The Consumer Price Index (CPI) is one of the most commonly used measures of inflation (inflation) and deflation. Since deflation does not occur often, CPI is also generally referred to as inflation data. Published monthly, the data is one of the most important economic reports for market participants. All financial products, such as stocks, bonds, cryptocurrencies, foreign exchange, gold, etc., will be greatly affected by CPI. The easiest way to determine whether inflation is showing signs of easing or worsening is to compare current values with forecasts. If the current value is higher than the forecast value, it means that inflation is worse than expected; and vice versa. As a result, market volatility usually follows the release of CPI data. Among the CPI data of all countries in the world, the United States has the greatest influence.
On September 13, the U.S. Bureau of Labor Statistics announced that the U.S. CPI in August rose 8.3% year-on-year and 0.1% month-on-month. The increase was higher than the 8.1% economists expected, and poor inflation data tends to drag down financial markets, and this time was no exception. All three major U.S. stock indexes plummeted and posted their worst one-day performance in two years. The pessimism also quickly spread to the cryptocurrency market, with Bitcoin ending the day down 9.9%.
Some people are happy and some are worried. For traders and speculators, whether it is rising or falling, high volatility markets are nothing but good things. Their trading strategy can be as simple as this: that is, if the CPI data is worse than expected, they will be short; if it is better than expected, they will be long. Let's verify that this simple strategy works.

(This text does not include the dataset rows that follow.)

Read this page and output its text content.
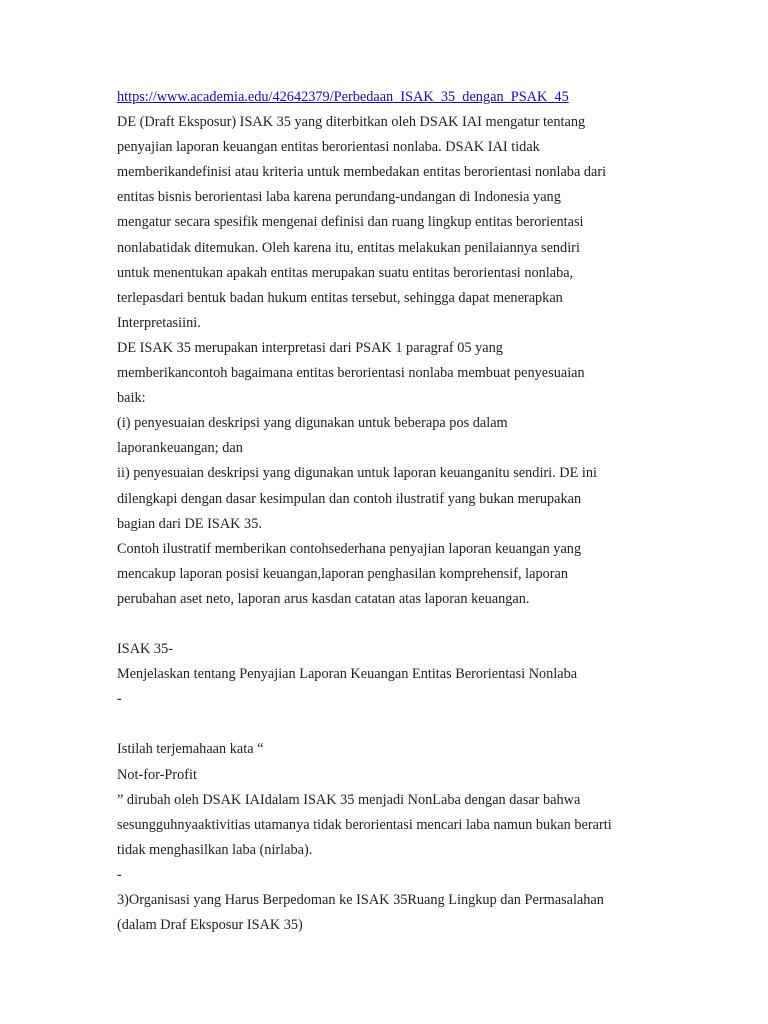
https://www.academia.edu/42642379/Perbedaan_ISAK_35_dengan_PSAK_45
DE (Draft Eksposur) ISAK 35 yang diterbitkan oleh DSAK IAI mengatur tentang
penyajian laporan keuangan entitas berorientasi nonlaba. DSAK IAI tidak
memberikandefinisi atau kriteria untuk membedakan entitas berorientasi nonlaba dari
entitas bisnis berorientasi laba karena perundang-undangan di Indonesia yang
mengatur secara spesifik mengenai definisi dan ruang lingkup entitas berorientasi
nonlabatidak ditemukan. Oleh karena itu, entitas melakukan penilaiannya sendiri
untuk menentukan apakah entitas merupakan suatu entitas berorientasi nonlaba,
terlepasdari bentuk badan hukum entitas tersebut, sehingga dapat menerapkan
Interpretasiini.
DE ISAK 35 merupakan interpretasi dari PSAK 1 paragraf 05 yang
memberikancontoh bagaimana entitas berorientasi nonlaba membuat penyesuaian
baik:
(i) penyesuaian deskripsi yang digunakan untuk beberapa pos dalam
laporankeuangan; dan
ii) penyesuaian deskripsi yang digunakan untuk laporan keuanganitu sendiri. DE ini
dilengkapi dengan dasar kesimpulan dan contoh ilustratif yang bukan merupakan
bagian dari DE ISAK 35.
Contoh ilustratif memberikan contohsederhana penyajian laporan keuangan yang
mencakup laporan posisi keuangan,laporan penghasilan komprehensif, laporan
perubahan aset neto, laporan arus kasdan catatan atas laporan keuangan.
ISAK 35-
Menjelaskan tentang Penyajian Laporan Keuangan Entitas Berorientasi Nonlaba
-
Istilah terjemahaan kata “
Not-for-Profit
” dirubah oleh DSAK IAIdalam ISAK 35 menjadi NonLaba dengan dasar bahwa
sesungguhnyaaktivitias utamanya tidak berorientasi mencari laba namun bukan berarti
tidak menghasilkan laba (nirlaba).
-
3)Organisasi yang Harus Berpedoman ke ISAK 35Ruang Lingkup dan Permasalahan
(dalam Draf Eksposur ISAK 35)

A total of 9 sets of CPI data have been released so far this year: 1 was better than expected, 2 were in line with expectations, and 6 were below expectations. If 2 of the expected data are removed, we have a total of 7 samples to prove the above trading ideas. The only better-than-expected CPI data in 2022 occurred in August. Bitcoin rose by 4.6% in the first hour after the report was released, and the increase expanded to 6.7% 24 hours later.
As for the other 6 times of bad inflation data, in the first hour after the report was released, Bitcoin recorded 5 (83%) trading losses, and 3 (60%) of the losses were further expanded after 24 hours. If you only look at the 24-hour transaction records after the release of the data, the price of Bitcoin has never been higher than its opening price, which means that the bad CPI will definitely make Bitcoin fall.
Although just looking at the data proves that the above-mentioned trading strategy is feasible, it is not easy to actually obtain first-hand CPI data. Not only that, but often when we see the actual data, the price of Bitcoin has already been quickly reflected. That being said, for seasoned traders, the CPI release date is an extra monthly payday.
Disclaimer: The information and figures provided in this article do not constitute any financial advice. Trading cryptocurrencies has various risks and may not be suitable for all investors. Please do your due research and contact your financial advisor before making any investment decisions and always ensure you understand the risks above.